Medieval Cork school has tourism potential
A peninsula community is investigating the tourism potential of a medieval school in West Cork where local folklore suggests a king of Spain had sent his sons to be educated.
The O’Daly Bardic School in the 1300s was located near the village of Kilcrohane on the Sheep’s Head peninsula.
LEADER funding of €18,000 has allowed the local community council to hire heritage experts to conduct archival research and hold public consultations as part of a tourism assessment of the ruins of a famed ruin.
“The objective is to assess any work to date on the bardic school tradition, both locally and nationally,” said Anne O’Donovan of the Muintir Bháire Community Council. “We understand that the Sheep’s Head school was one of a number around the country and this would be a unique project.
“A public meeting will be held and the researchers may link in with local schoolchildren as well. There will be broad consultations with people about the potential to develop a year-round attraction.”

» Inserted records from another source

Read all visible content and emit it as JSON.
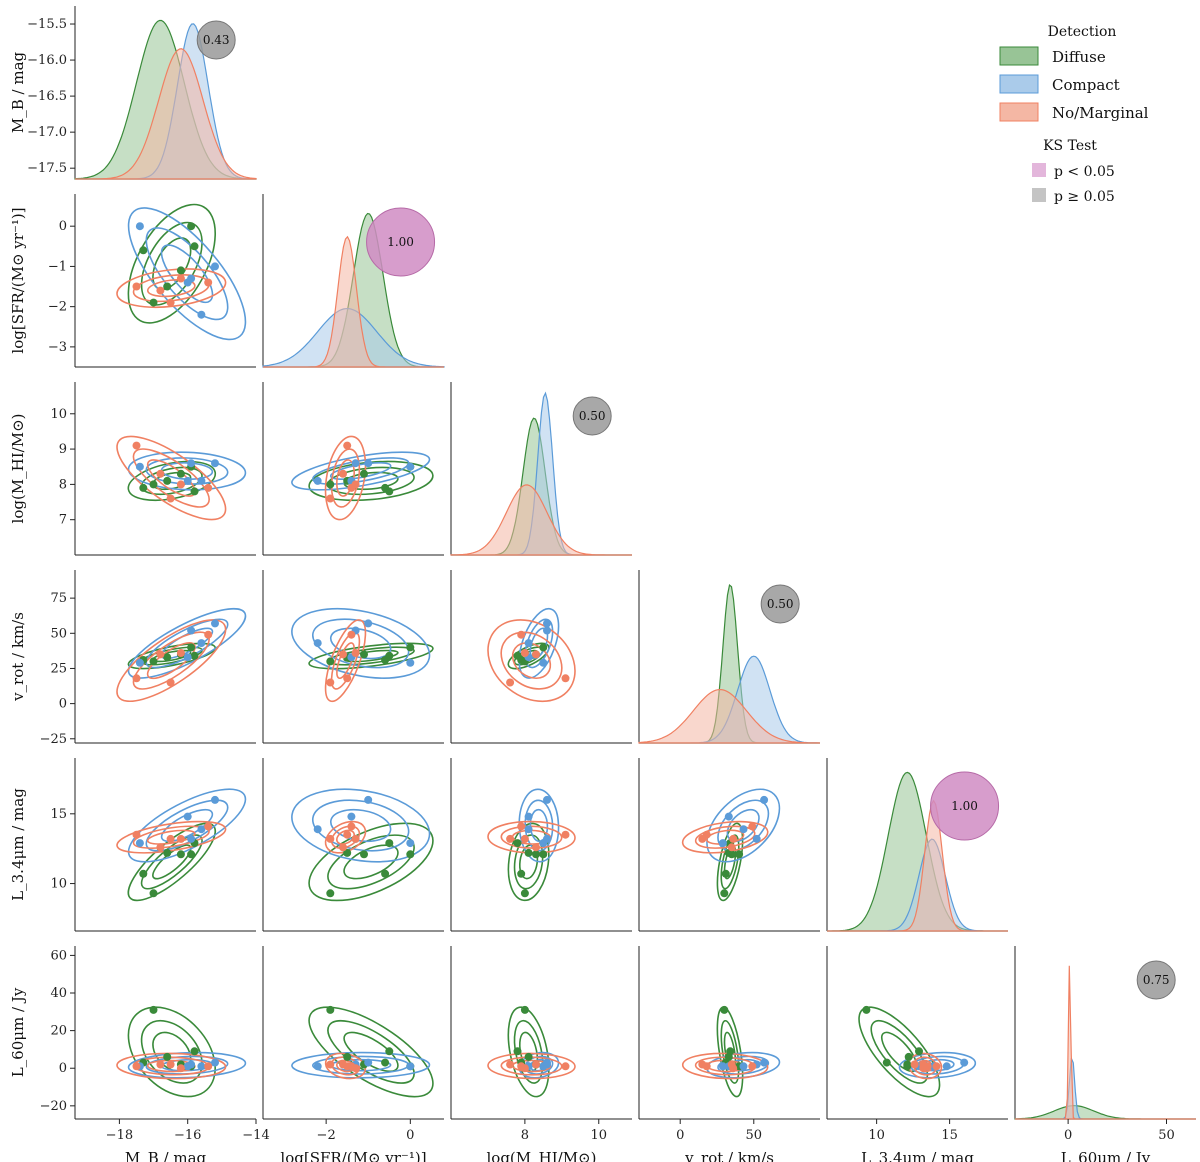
{
  "colors": {
    "diffuse": "#3a8a3a",
    "diffuse_fill": "#98c496",
    "compact": "#5b9bd8",
    "compact_fill": "#aacbea",
    "nomarg": "#f08062",
    "nomarg_fill": "#f4b7a4",
    "ks_sig": "#d08cc3",
    "ks_ns": "#999999"
  },
  "legend": {
    "title": "Detection",
    "items": [
      "Diffuse",
      "Compact",
      "No/Marginal"
    ],
    "ks_title": "KS Test",
    "ks_items": [
      "p < 0.05",
      "p ≥ 0.05"
    ]
  },
  "chart_data": {
    "type": "scatter",
    "description_series": [
      "Diffuse",
      "Compact",
      "No/Marginal"
    ],
    "variables": [
      {
        "xlabel": "M_B / mag",
        "ylabel": "M_B / mag",
        "range": [
          -19.3,
          -14.0
        ],
        "xticks": [
          -18,
          -16,
          -14
        ],
        "xticklabels": [
          "−18",
          "−16",
          "−14"
        ],
        "yticks": [
          -15.5,
          -16.0,
          -16.5,
          -17.0,
          -17.5
        ],
        "yticklabels": [
          "−15.5",
          "−16.0",
          "−16.5",
          "−17.0",
          "−17.5"
        ],
        "yinvert": true,
        "ylim_diag": [
          -17.65,
          -15.25
        ]
      },
      {
        "xlabel": "log[SFR/(M⊙ yr⁻¹)]",
        "ylabel": "log[SFR/(M⊙ yr⁻¹)]",
        "range": [
          -3.5,
          0.8
        ],
        "xticks": [
          -2,
          0
        ],
        "xticklabels": [
          "−2",
          "0"
        ],
        "yticks": [
          0,
          -1,
          -2,
          -3
        ],
        "yticklabels": [
          "0",
          "−1",
          "−2",
          "−3"
        ]
      },
      {
        "xlabel": "log(M_HI/M⊙)",
        "ylabel": "log(M_HI/M⊙)",
        "range": [
          6.0,
          10.9
        ],
        "xticks": [
          8,
          10
        ],
        "xticklabels": [
          "8",
          "10"
        ],
        "yticks": [
          10,
          9,
          8,
          7
        ],
        "yticklabels": [
          "10",
          "9",
          "8",
          "7"
        ]
      },
      {
        "xlabel": "v_rot / km/s",
        "ylabel": "v_rot / km/s",
        "range": [
          -28,
          95
        ],
        "xticks": [
          0,
          50
        ],
        "xticklabels": [
          "0",
          "50"
        ],
        "yticks": [
          75,
          50,
          25,
          0,
          -25
        ],
        "yticklabels": [
          "75",
          "50",
          "25",
          "0",
          "−25"
        ]
      },
      {
        "xlabel": "L_3.4μm / mag",
        "ylabel": "L_3.4μm / mag",
        "range": [
          6.6,
          19.0
        ],
        "xticks": [
          10,
          15
        ],
        "xticklabels": [
          "10",
          "15"
        ],
        "yticks": [
          15,
          10
        ],
        "yticklabels": [
          "15",
          "10"
        ]
      },
      {
        "xlabel": "L_60μm / Jy",
        "ylabel": "L_60μm / Jy",
        "range": [
          -27,
          65
        ],
        "xticks": [
          0,
          50
        ],
        "xticklabels": [
          "0",
          "50"
        ],
        "yticks": [
          60,
          40,
          20,
          0,
          -20
        ],
        "yticklabels": [
          "60",
          "40",
          "20",
          "0",
          "−20"
        ]
      }
    ],
    "ks_values": [
      "0.43",
      "1.00",
      "0.50",
      "0.50",
      "1.00",
      "0.75"
    ],
    "ks_significant": [
      false,
      true,
      false,
      false,
      true,
      false
    ],
    "points": {
      "Diffuse": [
        [
          -17.3,
          -0.6,
          7.9,
          31,
          10.7,
          3
        ],
        [
          -16.6,
          -1.5,
          8.1,
          33,
          12.2,
          6
        ],
        [
          -16.2,
          -1.1,
          8.3,
          35,
          12.1,
          2
        ],
        [
          -17.0,
          -1.9,
          8.0,
          30,
          9.3,
          31
        ],
        [
          -15.8,
          -0.5,
          7.8,
          34,
          12.9,
          9
        ],
        [
          -15.9,
          0.0,
          8.5,
          40,
          12.1,
          1
        ]
      ],
      "Compact": [
        [
          -17.4,
          0.0,
          8.5,
          29,
          12.9,
          1
        ],
        [
          -15.9,
          -1.3,
          8.6,
          52,
          13.2,
          2
        ],
        [
          -15.6,
          -2.2,
          8.1,
          43,
          13.9,
          1
        ],
        [
          -15.2,
          -1.0,
          8.6,
          57,
          16.0,
          3
        ],
        [
          -16.0,
          -1.4,
          8.1,
          33,
          14.8,
          1
        ]
      ],
      "No/Marginal": [
        [
          -17.5,
          -1.5,
          9.1,
          18,
          13.5,
          1
        ],
        [
          -16.5,
          -1.9,
          7.6,
          15,
          13.2,
          2
        ],
        [
          -16.2,
          -1.3,
          8.0,
          36,
          13.2,
          0
        ],
        [
          -15.4,
          -1.4,
          7.9,
          49,
          14.1,
          1
        ],
        [
          -16.8,
          -1.6,
          8.3,
          35,
          12.6,
          2
        ]
      ]
    },
    "densities": [
      {
        "Diffuse": {
          "mean": -16.8,
          "sd": 0.7,
          "peak": 0.95
        },
        "Compact": {
          "mean": -15.85,
          "sd": 0.45,
          "peak": 0.93
        },
        "No/Marginal": {
          "mean": -16.2,
          "sd": 0.65,
          "peak": 0.78
        }
      },
      {
        "Diffuse": {
          "mean": -1.0,
          "sd": 0.35,
          "peak": 0.92
        },
        "Compact": {
          "mean": -1.5,
          "sd": 0.7,
          "peak": 0.35
        },
        "No/Marginal": {
          "mean": -1.5,
          "sd": 0.22,
          "peak": 0.78
        }
      },
      {
        "Diffuse": {
          "mean": 8.25,
          "sd": 0.3,
          "peak": 0.82
        },
        "Compact": {
          "mean": 8.55,
          "sd": 0.2,
          "peak": 0.97
        },
        "No/Marginal": {
          "mean": 8.05,
          "sd": 0.55,
          "peak": 0.42
        }
      },
      {
        "Diffuse": {
          "mean": 34,
          "sd": 5,
          "peak": 0.95
        },
        "Compact": {
          "mean": 50,
          "sd": 11,
          "peak": 0.52
        },
        "No/Marginal": {
          "mean": 27,
          "sd": 18,
          "peak": 0.32
        }
      },
      {
        "Diffuse": {
          "mean": 12.1,
          "sd": 1.3,
          "peak": 0.95
        },
        "Compact": {
          "mean": 13.8,
          "sd": 0.9,
          "peak": 0.55
        },
        "No/Marginal": {
          "mean": 13.9,
          "sd": 0.6,
          "peak": 0.78
        }
      },
      {
        "Diffuse": {
          "mean": 3,
          "sd": 10,
          "peak": 0.08
        },
        "Compact": {
          "mean": 2,
          "sd": 1.3,
          "peak": 0.38
        },
        "No/Marginal": {
          "mean": 0.8,
          "sd": 0.6,
          "peak": 0.97
        }
      }
    ],
    "legend_position": "top-right",
    "grid": false
  }
}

The professional assessment project is due to be completed by March next. The school was run by a family of bardic poets, the O’Dalys, from around the 14th century.
“Bardic poets were professionals hired by clan leaders,” said Caroline Crowley, a volunteer researcher with the Muintir Bhaire group.
“They were essentially chroniclers of history and politics. In a way, they were the journalists of their day and, also, very much the PR people of their day for their chieftains. They wrote elegies praising the chieftain and his family,” she said.
The O’Dalys were poets to MacCarthy Reagh and O’Mahony the Western and the last known professional poet of the Sheep’s Head clan was Conchobhar Cam O’Daly who was still writing elegies in 1660. “The role of the bardic poets was to sing the praises of these families to demonstrate their status and power to those who would have been beneath them in social status.”
Local folklore has it, she said, the king of Spain sent his sons there but two of his sons drowned when their boat struck a rock while mackerel fishing.
“What is special about the school on the Sheep’s Head Peninsula is it is one of the few places where we know, for sure, a bardic school existed,” she said, with its ruins constituting a wall and a window.
“We know that in the 1840s, an Ordinance Survey was carried out and this is the first documented evidence about a structure identified as a bardic school,” Ms Crowley said.
“What is really special about the bardic schools is they show a side of our history in medieval times many of us are not familiar with.
“They give an insight into a very structured society where places of learning were available, where people studied for seven years learning Latin and Greek and rigorously training to become bardic poets.
“The fact that that sort of education, which had an international dimension and happening in a very remote part of Ireland is fascinating,” she added.